Roraty są typowe dla Adwentu. Odprawiane są codziennie od poniedziałku do soboty. W wielu kościołach roraty są zgodnie z tradycją sprawowane wcześnie rano. Trzeba zatem być czujnym, by wstać o odpowiedniej porze i zdążyć do kościoła. Msza Św. roratnia rozpoczyna się w ciemnej świątyni. Rozświetlają ją jedynie lampiony, które trzymają w rękach wierni.

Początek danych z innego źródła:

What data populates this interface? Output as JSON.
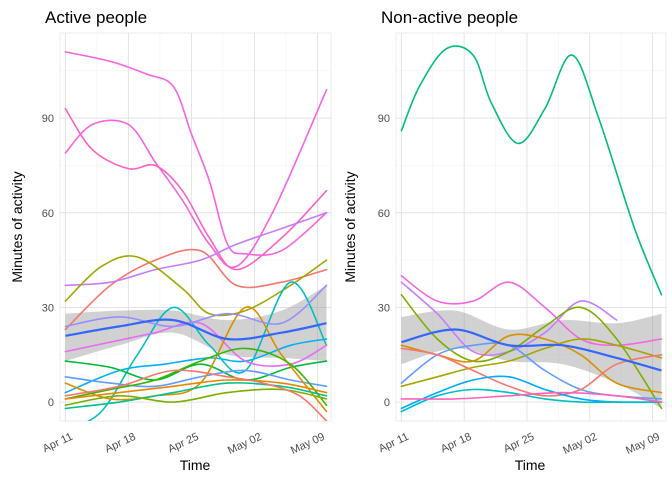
{
  "chart_data": [
    {
      "type": "line",
      "title": "Active people",
      "xlabel": "Time",
      "ylabel": "Minutes of activity",
      "x_ticks": [
        "Apr 11",
        "Apr 18",
        "Apr 25",
        "May 02",
        "May 09"
      ],
      "y_ticks": [
        0,
        30,
        60,
        90
      ],
      "xlim": [
        -0.6,
        29.5
      ],
      "ylim": [
        -6,
        117
      ],
      "grid": true,
      "legend": "none",
      "trend": {
        "color": "#3366FF",
        "band_color": "#999999",
        "x": [
          0,
          6,
          12,
          18,
          24,
          29
        ],
        "y": [
          21,
          24,
          26,
          20,
          22,
          25
        ],
        "lower": [
          13,
          18,
          22,
          15,
          14,
          13
        ],
        "upper": [
          28,
          29,
          29,
          26,
          29,
          37
        ]
      },
      "series": [
        {
          "color": "#F564E3",
          "x": [
            0,
            5,
            9,
            12,
            14,
            16,
            18,
            20,
            24,
            29
          ],
          "y": [
            111,
            108,
            104,
            100,
            85,
            70,
            50,
            47,
            48,
            60
          ]
        },
        {
          "color": "#F564E3",
          "x": [
            0,
            3,
            7,
            10,
            13,
            16,
            19,
            23,
            29
          ],
          "y": [
            79,
            88,
            88,
            76,
            64,
            50,
            43,
            60,
            99
          ]
        },
        {
          "color": "#FF61C3",
          "x": [
            0,
            3,
            7,
            10,
            13,
            16,
            19,
            24,
            29
          ],
          "y": [
            93,
            80,
            74,
            75,
            67,
            52,
            42,
            52,
            67
          ]
        },
        {
          "color": "#F8766D",
          "x": [
            0,
            5,
            10,
            15,
            19,
            24,
            29
          ],
          "y": [
            23,
            37,
            45,
            48,
            37,
            38,
            42
          ]
        },
        {
          "color": "#C77CFF",
          "x": [
            0,
            5,
            10,
            15,
            19,
            24,
            29
          ],
          "y": [
            37,
            38,
            42,
            45,
            50,
            55,
            60
          ]
        },
        {
          "color": "#A3A500",
          "x": [
            0,
            4,
            8,
            13,
            16,
            20,
            25,
            29
          ],
          "y": [
            32,
            43,
            46,
            36,
            28,
            29,
            37,
            45
          ]
        },
        {
          "color": "#00B0F6",
          "x": [
            0,
            6,
            11,
            16,
            20,
            25,
            29
          ],
          "y": [
            3,
            10,
            12,
            14,
            13,
            18,
            20
          ]
        },
        {
          "color": "#00BFC4",
          "x": [
            0,
            4,
            8,
            12,
            16,
            20,
            25,
            29
          ],
          "y": [
            -9,
            -3,
            15,
            30,
            18,
            10,
            38,
            18
          ]
        },
        {
          "color": "#E76BF3",
          "x": [
            0,
            5,
            10,
            15,
            20,
            25,
            29
          ],
          "y": [
            16,
            19,
            22,
            25,
            13,
            12,
            18
          ]
        },
        {
          "color": "#00BA38",
          "x": [
            0,
            5,
            10,
            15,
            20,
            25,
            29
          ],
          "y": [
            13,
            11,
            7,
            12,
            7,
            11,
            13
          ]
        },
        {
          "color": "#619CFF",
          "x": [
            0,
            5,
            10,
            15,
            20,
            25,
            29
          ],
          "y": [
            8,
            6,
            5,
            8,
            10,
            7,
            5
          ]
        },
        {
          "color": "#D89000",
          "x": [
            0,
            5,
            10,
            15,
            20,
            24,
            29
          ],
          "y": [
            6,
            1,
            2,
            6,
            30,
            15,
            -3
          ]
        },
        {
          "color": "#39B600",
          "x": [
            0,
            5,
            10,
            15,
            20,
            25,
            29
          ],
          "y": [
            1,
            4,
            7,
            13,
            17,
            12,
            -1
          ]
        },
        {
          "color": "#00C08B",
          "x": [
            0,
            6,
            12,
            18,
            24,
            29
          ],
          "y": [
            -2,
            0,
            3,
            6,
            5,
            2
          ]
        },
        {
          "color": "#E58700",
          "x": [
            0,
            6,
            12,
            18,
            24,
            29
          ],
          "y": [
            1,
            3,
            5,
            7,
            6,
            3
          ]
        },
        {
          "color": "#9590FF",
          "x": [
            0,
            6,
            12,
            18,
            24,
            29
          ],
          "y": [
            24,
            27,
            24,
            28,
            25,
            37
          ]
        },
        {
          "color": "#7CAE00",
          "x": [
            0,
            6,
            12,
            18,
            24,
            29
          ],
          "y": [
            -1,
            2,
            0,
            3,
            4,
            1
          ]
        },
        {
          "color": "#F8766D",
          "x": [
            0,
            6,
            12,
            18,
            22,
            26,
            29
          ],
          "y": [
            2,
            5,
            10,
            8,
            6,
            2,
            -6
          ]
        }
      ]
    },
    {
      "type": "line",
      "title": "Non-active people",
      "xlabel": "Time",
      "ylabel": "Minutes of activity",
      "x_ticks": [
        "Apr 11",
        "Apr 18",
        "Apr 25",
        "May 02",
        "May 09"
      ],
      "y_ticks": [
        0,
        30,
        60,
        90
      ],
      "xlim": [
        -0.6,
        29.5
      ],
      "ylim": [
        -6,
        117
      ],
      "grid": true,
      "legend": "none",
      "trend": {
        "color": "#3366FF",
        "band_color": "#999999",
        "x": [
          0,
          6,
          12,
          18,
          24,
          29
        ],
        "y": [
          19,
          23,
          18,
          18,
          14,
          10
        ],
        "lower": [
          12,
          17,
          13,
          12,
          6,
          -2
        ],
        "upper": [
          27,
          29,
          23,
          26,
          25,
          28
        ]
      },
      "series": [
        {
          "color": "#00BF7D",
          "x": [
            0,
            2,
            5,
            8,
            10,
            13,
            16,
            19,
            22,
            26,
            29
          ],
          "y": [
            86,
            100,
            112,
            110,
            95,
            82,
            93,
            110,
            90,
            55,
            34
          ]
        },
        {
          "color": "#F564E3",
          "x": [
            0,
            4,
            8,
            12,
            16,
            20,
            24,
            29
          ],
          "y": [
            40,
            32,
            32,
            38,
            30,
            20,
            18,
            20
          ]
        },
        {
          "color": "#C77CFF",
          "x": [
            0,
            4,
            8,
            12,
            16,
            20,
            24
          ],
          "y": [
            38,
            28,
            16,
            16,
            22,
            32,
            26
          ]
        },
        {
          "color": "#7CAE00",
          "x": [
            0,
            4,
            8,
            12,
            16,
            20,
            24,
            29
          ],
          "y": [
            34,
            20,
            13,
            16,
            24,
            30,
            20,
            -2
          ]
        },
        {
          "color": "#A3A500",
          "x": [
            0,
            4,
            8,
            12,
            16,
            20,
            24,
            29
          ],
          "y": [
            5,
            8,
            11,
            13,
            17,
            20,
            18,
            14
          ]
        },
        {
          "color": "#619CFF",
          "x": [
            0,
            4,
            8,
            12,
            16,
            20,
            24,
            29
          ],
          "y": [
            6,
            15,
            18,
            18,
            10,
            4,
            2,
            1
          ]
        },
        {
          "color": "#D89000",
          "x": [
            0,
            4,
            8,
            12,
            16,
            20,
            24,
            29
          ],
          "y": [
            18,
            15,
            13,
            21,
            20,
            15,
            6,
            3
          ]
        },
        {
          "color": "#F8766D",
          "x": [
            0,
            4,
            8,
            12,
            16,
            20,
            24,
            29
          ],
          "y": [
            17,
            15,
            10,
            5,
            2,
            4,
            12,
            15
          ]
        },
        {
          "color": "#00A9FF",
          "x": [
            0,
            4,
            8,
            12,
            16,
            20,
            24,
            29
          ],
          "y": [
            -2,
            3,
            7,
            8,
            4,
            1,
            0,
            0
          ]
        },
        {
          "color": "#00BFC4",
          "x": [
            0,
            4,
            8,
            12,
            16,
            20,
            24,
            29
          ],
          "y": [
            -3,
            2,
            4,
            3,
            1,
            0,
            0,
            0
          ]
        },
        {
          "color": "#FF62BC",
          "x": [
            0,
            6,
            12,
            18,
            24,
            29
          ],
          "y": [
            1,
            1,
            2,
            3,
            2,
            0
          ]
        }
      ]
    }
  ]
}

Tak jest np. w parafii św. Stefana na radomskim Idalinie, gdzie roraty są o godz. 6. - Wstaję rano, czyli czuwam, nie śpię, biorę światło, biorę lampion. Ten lampion oświeca mi drogę do Chrystusa. To jest bardzo głęboka symbolika. Maryja jest też gwiazdą, która oświeca drogę do Chrystusa. Zachęcam, aby duchowo przygotować się na Boże Narodzenie. Nie tylko sprzątanie, zamiatanie, odkurzanie itd. Warto przygotować też serce, wysprzątać wewnętrzne mieszkanie, aby Pan Bóg narodził się w takich pięknych warunkach - zachęca ks. Krzysztof Kołtunowicz z Idalina.

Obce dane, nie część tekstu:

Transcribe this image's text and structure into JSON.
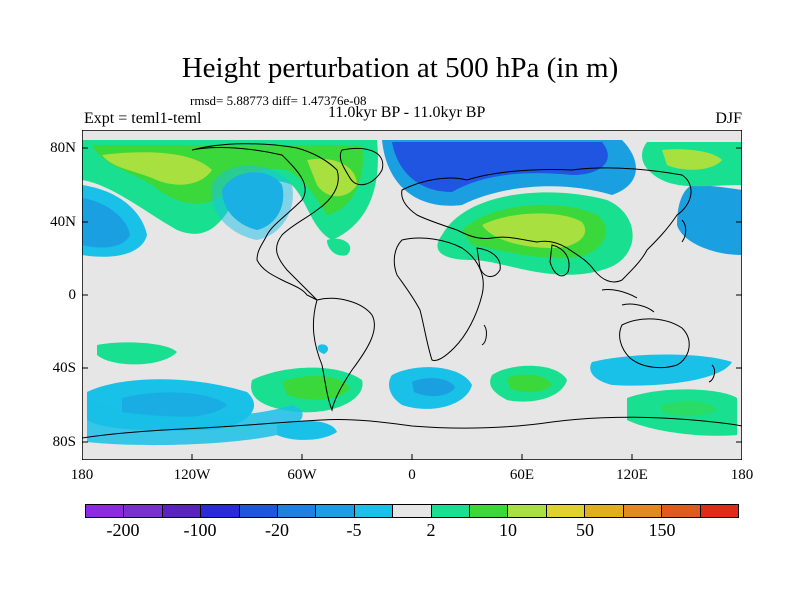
{
  "title": "Height perturbation at 500 hPa (in m)",
  "stats": "rmsd= 5.88773 diff= 1.47376e-08",
  "experiment": "Expt = teml1-teml",
  "period": "11.0kyr BP - 11.0kyr BP",
  "season": "DJF",
  "lat_labels": [
    "80N",
    "40N",
    "0",
    "40S",
    "80S"
  ],
  "lon_labels": [
    "180",
    "120W",
    "60W",
    "0",
    "60E",
    "120E",
    "180"
  ],
  "colorbar": {
    "colors": [
      "#8a2be2",
      "#7a2fd0",
      "#5a23c0",
      "#2a2ad8",
      "#1f55e0",
      "#1f80e0",
      "#1aa0e0",
      "#19c0e8",
      "#e6e6e6",
      "#19e090",
      "#3ad83a",
      "#a8e040",
      "#dfd22a",
      "#e0b01a",
      "#e08a20",
      "#e05a20",
      "#e02a1a"
    ],
    "labels": [
      "-200",
      "-100",
      "-20",
      "-5",
      "2",
      "10",
      "50",
      "150"
    ]
  },
  "field_colors": {
    "background": "#e6e6e6",
    "neg_weak": "#19c0e8",
    "neg_mid": "#1aa0e0",
    "neg_strong": "#1f55e0",
    "pos_weak": "#19e090",
    "pos_mid": "#3ad83a",
    "pos_strong": "#a8e040",
    "pos_peak": "#dfd22a"
  }
}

Parafia zaprasza na roraty hasłem "Przyjdź z rana na bułę do św. Stefana". Po Mszy Św. można bowiem zjeść śniadanie, które przygotowuje młodzież. Codziennie w takim roratnim śniadaniu bierze udział kilkadziesiąt osób.
Roraty mogą być także punktem zwrotnym w życiu. - 7 lat temu mój przyjaciel namówił mnie, żebyśmy poszli na roraty. Na początku było dziwnie. Wcześniej przez długi czas nie chodziłem do kościoła, a w dodatku Msza Św. była po ciemku. Po pierwszym razie nie pałałem wielką chęcią do uczestniczenia w roratach i na drugi dzień znajomy namawiał mnie, abyśmy poszli i tak cały dzień. Zacząłem chodzić dwa razy dzienie - rano dla dorosłych i wieczorem dla dzieci. Dlaczego polecam roraty? Dzięki nim zmieniłem moje życie. Przystąpiłem do spowiedzi z całego życia. Pierwszy raz poczułem się wolny - opowiada Cezary Barszcz z parafii św. Stefana.